Dans les années 70, le " show " s'est développé et a connu un succès immédiat, laissant place à des chevaux arabes plus beaux les uns que les autres s'exposant dans les concours de modèles et allures. C'est ce type de cheval qui a alors été élevé durant ces années. Même si ces concours ont été des bienfaits incontestables, ils ont fait du pur-sang arabe " le cheval le plus beau du monde " laissant derrière lui toutes ses qualités morales. L'arabe est alors devenu un cheval de luxe, acheté pour sa beauté, juste bon à admirer ! Mais beaucoup ignorent encore que le pur-sang arabe est un cheval proche de l'homme, si gentil et confiant qu'il nous donnerait son cœur !

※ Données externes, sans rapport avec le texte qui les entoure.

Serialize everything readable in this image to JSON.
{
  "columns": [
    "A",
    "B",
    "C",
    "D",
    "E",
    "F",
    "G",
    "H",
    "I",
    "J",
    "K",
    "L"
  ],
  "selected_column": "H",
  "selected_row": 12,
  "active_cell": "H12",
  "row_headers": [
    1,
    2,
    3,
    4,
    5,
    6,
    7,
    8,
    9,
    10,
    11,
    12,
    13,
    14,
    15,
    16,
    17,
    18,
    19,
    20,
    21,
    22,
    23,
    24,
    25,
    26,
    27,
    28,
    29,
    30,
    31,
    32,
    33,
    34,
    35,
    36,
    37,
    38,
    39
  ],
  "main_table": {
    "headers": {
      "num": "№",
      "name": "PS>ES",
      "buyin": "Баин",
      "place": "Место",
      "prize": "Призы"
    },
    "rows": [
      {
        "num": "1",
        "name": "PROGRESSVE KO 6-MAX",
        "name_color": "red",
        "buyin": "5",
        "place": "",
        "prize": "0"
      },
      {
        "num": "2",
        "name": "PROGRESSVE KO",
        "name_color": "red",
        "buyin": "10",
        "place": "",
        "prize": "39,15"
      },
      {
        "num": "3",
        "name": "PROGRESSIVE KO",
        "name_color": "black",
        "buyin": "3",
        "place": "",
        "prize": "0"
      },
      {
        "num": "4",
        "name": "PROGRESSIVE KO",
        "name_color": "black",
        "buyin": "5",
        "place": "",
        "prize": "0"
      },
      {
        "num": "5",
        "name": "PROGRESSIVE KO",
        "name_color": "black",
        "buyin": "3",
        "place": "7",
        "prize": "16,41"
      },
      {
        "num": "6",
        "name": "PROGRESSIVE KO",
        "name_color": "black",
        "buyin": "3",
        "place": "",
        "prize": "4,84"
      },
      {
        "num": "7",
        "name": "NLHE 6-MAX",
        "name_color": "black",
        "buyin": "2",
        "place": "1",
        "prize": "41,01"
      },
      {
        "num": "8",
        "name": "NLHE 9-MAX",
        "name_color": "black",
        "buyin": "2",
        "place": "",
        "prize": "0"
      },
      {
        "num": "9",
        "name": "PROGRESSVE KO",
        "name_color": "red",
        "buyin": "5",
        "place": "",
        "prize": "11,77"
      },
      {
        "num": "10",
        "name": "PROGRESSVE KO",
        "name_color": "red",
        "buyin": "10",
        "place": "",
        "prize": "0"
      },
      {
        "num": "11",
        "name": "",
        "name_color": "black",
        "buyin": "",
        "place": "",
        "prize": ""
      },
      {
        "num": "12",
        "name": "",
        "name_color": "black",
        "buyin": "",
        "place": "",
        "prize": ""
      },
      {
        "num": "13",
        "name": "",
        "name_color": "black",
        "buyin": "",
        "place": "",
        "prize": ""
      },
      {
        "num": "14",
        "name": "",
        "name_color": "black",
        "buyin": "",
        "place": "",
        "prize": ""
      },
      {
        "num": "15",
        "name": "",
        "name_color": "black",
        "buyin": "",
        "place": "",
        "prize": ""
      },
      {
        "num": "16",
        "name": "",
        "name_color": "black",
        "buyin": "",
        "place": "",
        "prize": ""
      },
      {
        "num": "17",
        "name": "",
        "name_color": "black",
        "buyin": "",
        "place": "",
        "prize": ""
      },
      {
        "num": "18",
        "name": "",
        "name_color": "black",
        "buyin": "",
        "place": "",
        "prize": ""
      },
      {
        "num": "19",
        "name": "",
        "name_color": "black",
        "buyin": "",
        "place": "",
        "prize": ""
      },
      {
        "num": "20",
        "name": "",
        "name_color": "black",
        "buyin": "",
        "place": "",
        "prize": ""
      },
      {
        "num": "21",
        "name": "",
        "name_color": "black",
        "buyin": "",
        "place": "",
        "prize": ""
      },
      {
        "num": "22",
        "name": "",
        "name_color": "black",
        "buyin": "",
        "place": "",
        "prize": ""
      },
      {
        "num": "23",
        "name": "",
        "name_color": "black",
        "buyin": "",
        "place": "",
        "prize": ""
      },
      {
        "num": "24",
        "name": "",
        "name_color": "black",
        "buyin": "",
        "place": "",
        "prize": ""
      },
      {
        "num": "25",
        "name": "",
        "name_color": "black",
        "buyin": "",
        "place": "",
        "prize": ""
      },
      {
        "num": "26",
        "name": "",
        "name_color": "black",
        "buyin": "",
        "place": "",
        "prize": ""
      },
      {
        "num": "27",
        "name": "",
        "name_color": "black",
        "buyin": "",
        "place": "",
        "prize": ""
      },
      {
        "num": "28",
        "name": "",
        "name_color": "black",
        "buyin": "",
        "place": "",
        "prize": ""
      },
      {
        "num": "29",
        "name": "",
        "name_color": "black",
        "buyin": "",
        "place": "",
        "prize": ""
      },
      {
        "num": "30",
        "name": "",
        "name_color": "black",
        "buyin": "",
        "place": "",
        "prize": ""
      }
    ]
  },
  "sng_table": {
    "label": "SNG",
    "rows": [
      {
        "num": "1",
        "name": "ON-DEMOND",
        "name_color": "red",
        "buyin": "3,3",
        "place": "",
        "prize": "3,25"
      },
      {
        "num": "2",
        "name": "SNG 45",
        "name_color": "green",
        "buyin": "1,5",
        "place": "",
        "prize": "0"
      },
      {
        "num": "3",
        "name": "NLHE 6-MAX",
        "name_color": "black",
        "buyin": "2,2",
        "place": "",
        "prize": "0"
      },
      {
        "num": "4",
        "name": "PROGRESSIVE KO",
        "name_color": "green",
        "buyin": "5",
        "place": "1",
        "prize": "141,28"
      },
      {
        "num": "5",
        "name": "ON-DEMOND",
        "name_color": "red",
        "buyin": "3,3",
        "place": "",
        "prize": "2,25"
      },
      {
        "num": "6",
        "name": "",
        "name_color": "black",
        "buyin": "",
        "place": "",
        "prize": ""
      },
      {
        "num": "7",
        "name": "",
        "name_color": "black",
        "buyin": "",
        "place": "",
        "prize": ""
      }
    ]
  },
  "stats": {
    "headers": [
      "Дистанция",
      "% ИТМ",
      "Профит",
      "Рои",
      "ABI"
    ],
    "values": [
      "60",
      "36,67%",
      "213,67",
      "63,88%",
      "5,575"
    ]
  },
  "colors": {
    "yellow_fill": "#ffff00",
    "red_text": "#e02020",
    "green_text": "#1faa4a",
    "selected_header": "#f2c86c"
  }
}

Cette mode venue des Etats-Unis n'a pas laissé les éleveurs français de côté, et ceux-ci, se laissant pris au piège, ont sélectionné des chevaux aptes aux shows, à la morphologie très différente des coursiers du désert. C'est de là qu'est née cette réputation tenace, faisant des pur-sang arabes des chevaux fragiles et délicats, alors qu'ils sont tout de même les plus rustiques et les plus résistants du monde !
De plus, durant plusieurs années, ces " shows " prenant des dimensions exclusivement dirigées vers l'argent, les éleveurs n'ont pas hésiter à utiliser des méthodes tout à fait honteuses afin de donner plus de " feu " à leurs chevaux : poivre sous la queue, coups…

Vers les années 1985, le marché du show a diminué en même temps que celui du jeu, durant une dizaine d'année. Il reprend cependant depuis quelques années, mais en semblant éviter les erreurs connues dans le passé. Aujourd'hui, les chevaux sont plus axés vers les concours d'élevage que vers le show.
Il faudrait aujourd'hui que les chevaux montrés en show soient montables et montés, pour persuadés les cavaliers que ce sont des chevaux avant tout pleins de qualités. Mais on rencontre encore beaucoup de chevaux élevés uniquement pour le show et non débourré !
On sait par ailleurs que le cheval arabe excelle en endurance, mais les préjugés bloquent trop souvent l'arabe dans ce domaine ! Or, beaucoup d'autres aptitudes sont encore méconnues… Combien de fois entend-on dire que " le pur-sang arabe ne saute pas " ? C'est faut ! Certains spécimens, comme le pur-sang arabe espagnol, sans aucun doute le plus sportif grâce à sa morphologie puissante et musclée, montent en B1 ! On rencontre d'excellents sauteurs arabes.
Mais le dressage est aussi un lieu d'expression méconnu pour le pur-sang arabe. Aux Etats-Unis, la race se situe en cinquième position après le pur-sang, le hanovrien, le sang chaud hollandais et le trakehner ! Ils peuvent être magnifiquement mené aux longues rênes, en haute école ou en tandem !
D'autre part, le PSA semble rassemblé beaucoup de qualités du cheval de western, et cheval de bétail ! Il est d'ailleurs la race la plus utilisée après le quarter horse, le paint horse et l'appaloosa !
Sa rapidité, sa fiabilité ou encore son courage le mène sur les podiums de concours complet, de TREC, de randonnée, ou même d'attelage, même si sa petite taille l'oblige parfois à concourir en épreuve poney ! Et bien sûr, en courses de plat, en pleine expansion depuis quelques années.